Description of problem:
Updating my system with KPackageKit and PackageKit-zif, I got the following warning:
The package cups-pk-helper-0.1.3-2.fc15.x86_64 (updates) is untrusted.
Why does it think an official update is untrusted? (And if it really thinks the package is untrusted, why can it be updated to without the root password?)

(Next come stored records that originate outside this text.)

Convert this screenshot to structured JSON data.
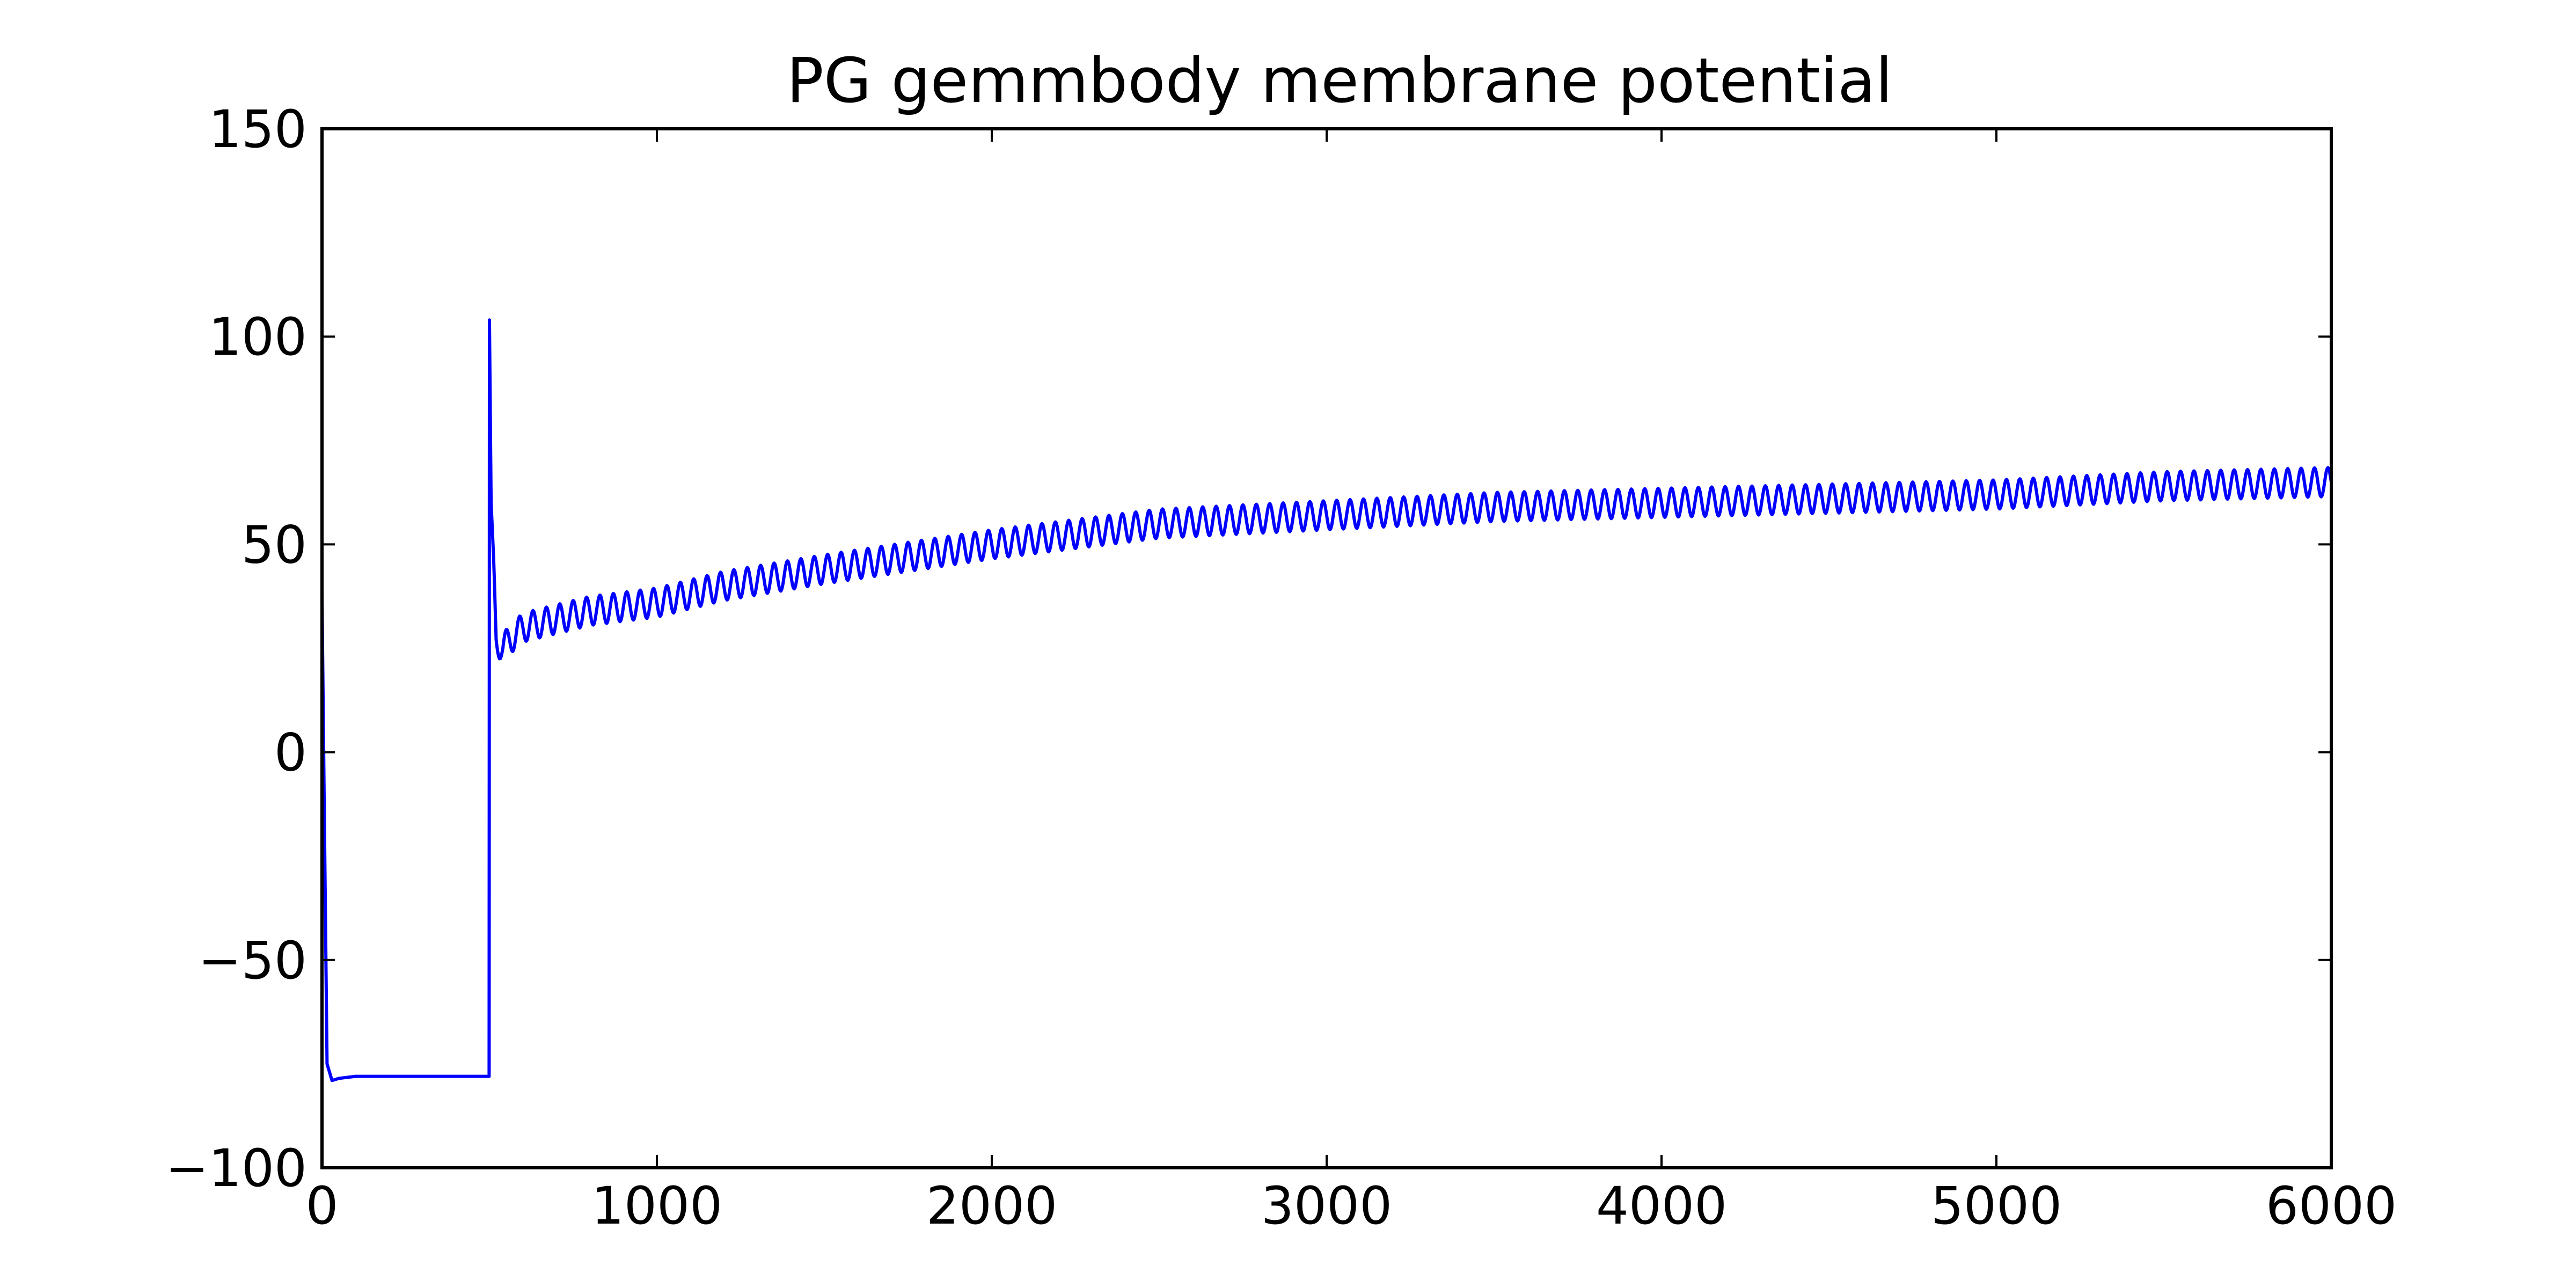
{
  "chart_data": {
    "type": "line",
    "title": "PG gemmbody membrane potential",
    "xlabel": "",
    "ylabel": "",
    "xlim": [
      0,
      6000
    ],
    "ylim": [
      -100,
      150
    ],
    "x_ticks": [
      0,
      1000,
      2000,
      3000,
      4000,
      5000,
      6000
    ],
    "x_tick_labels": [
      "0",
      "1000",
      "2000",
      "3000",
      "4000",
      "5000",
      "6000"
    ],
    "y_ticks": [
      -100,
      -50,
      0,
      50,
      100,
      150
    ],
    "y_tick_labels": [
      "−100",
      "−50",
      "0",
      "50",
      "100",
      "150"
    ],
    "grid": false,
    "legend": "none",
    "series": [
      {
        "color": "#0000ff",
        "x": [
          0,
          5,
          15,
          30,
          50,
          100,
          200,
          300,
          400,
          499,
          500,
          505,
          520,
          540,
          560,
          600,
          700,
          800,
          1000,
          1200,
          1500,
          2000,
          2500,
          3000,
          3500,
          4000,
          4500,
          5000,
          5500,
          6000
        ],
        "y": [
          38,
          0,
          -75,
          -79,
          -78.5,
          -78,
          -78,
          -78,
          -78,
          -78,
          104,
          60,
          27,
          25,
          27,
          30,
          32,
          34,
          36,
          40,
          44,
          50,
          55,
          57,
          59,
          60,
          61,
          62,
          64,
          65
        ],
        "oscillation": {
          "start_x": 500,
          "period": 40,
          "amplitude": [
            [
              500,
              3.5
            ],
            [
              6000,
              3.5
            ]
          ]
        }
      }
    ]
  }
}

Version-Release number of selected component (if applicable):
(The KPackageKit build is the same as the official kpackagekit-0.6.3.3-2.fc15 except that I backported my Plasma services patch.)
I don't know.
Steps to Reproduce:
1. Update your system using KPackageKit.
Warning about untrusted package.
No warning about untrusted package (unless something's really wrong with the signature, in which case I expect an error or an authentication prompt).
This seems always reproducible, today's updates were also claimed to be untrusted.
Yup, there's a logic bug in pk-backend-zif.c -- basically the result from zif_package_get_trust_kind() is only valid after zif_transaction_prepare() has been called.
I'll have to work something out so we can have the same behavior as the yum backend, where we take the hack of repo trust to be an early return to the trusted, and a proper trusted check when the packages have actually been downloaded.
You need a new zif (from master) and a new PK (from master) unfortunately.
Author: Richard Hughes <email@example.com>
Date: Thu Sep 22 12:16:16 2011 +0100
zif: Do not always ask for untrusted authentication for trusted repos
Packages are only marked ZIF_PACKAGE_TRUST_KIND_PUBKEY after the transaction has
been prepared (and the packages downloaded), and until then the trust is
From Zif 0.2.4 (commit 48691cfee89e90b90d469d62f29ac335430970be) they will be
set to either ZIF_PACKAGE_TRUST_KIND_PUBKEY_UNVERIFIED when the repo has public
key support, or ZIF_PACKAGE_TRUST_KIND_NONE if the repo does not.
This allows us to skip the transaction straight to only_trusted=FALSE for
transactions involving untrusted packages after simulate which avoids the double
After the packages are downloaded we have either ZIF_PACKAGE_TRUST_KIND_PUBKEY
or ZIF_PACKAGE_TRUST_KIND_NONE and this allows us to fail the transaction in
the normal way prompting a warning dialog like the the yum backend does.
Looks like I need to somehow upgrade the PackageKit (or at least the zif backend) in my repo too, or backport the changes somehow. I'll see what I can do.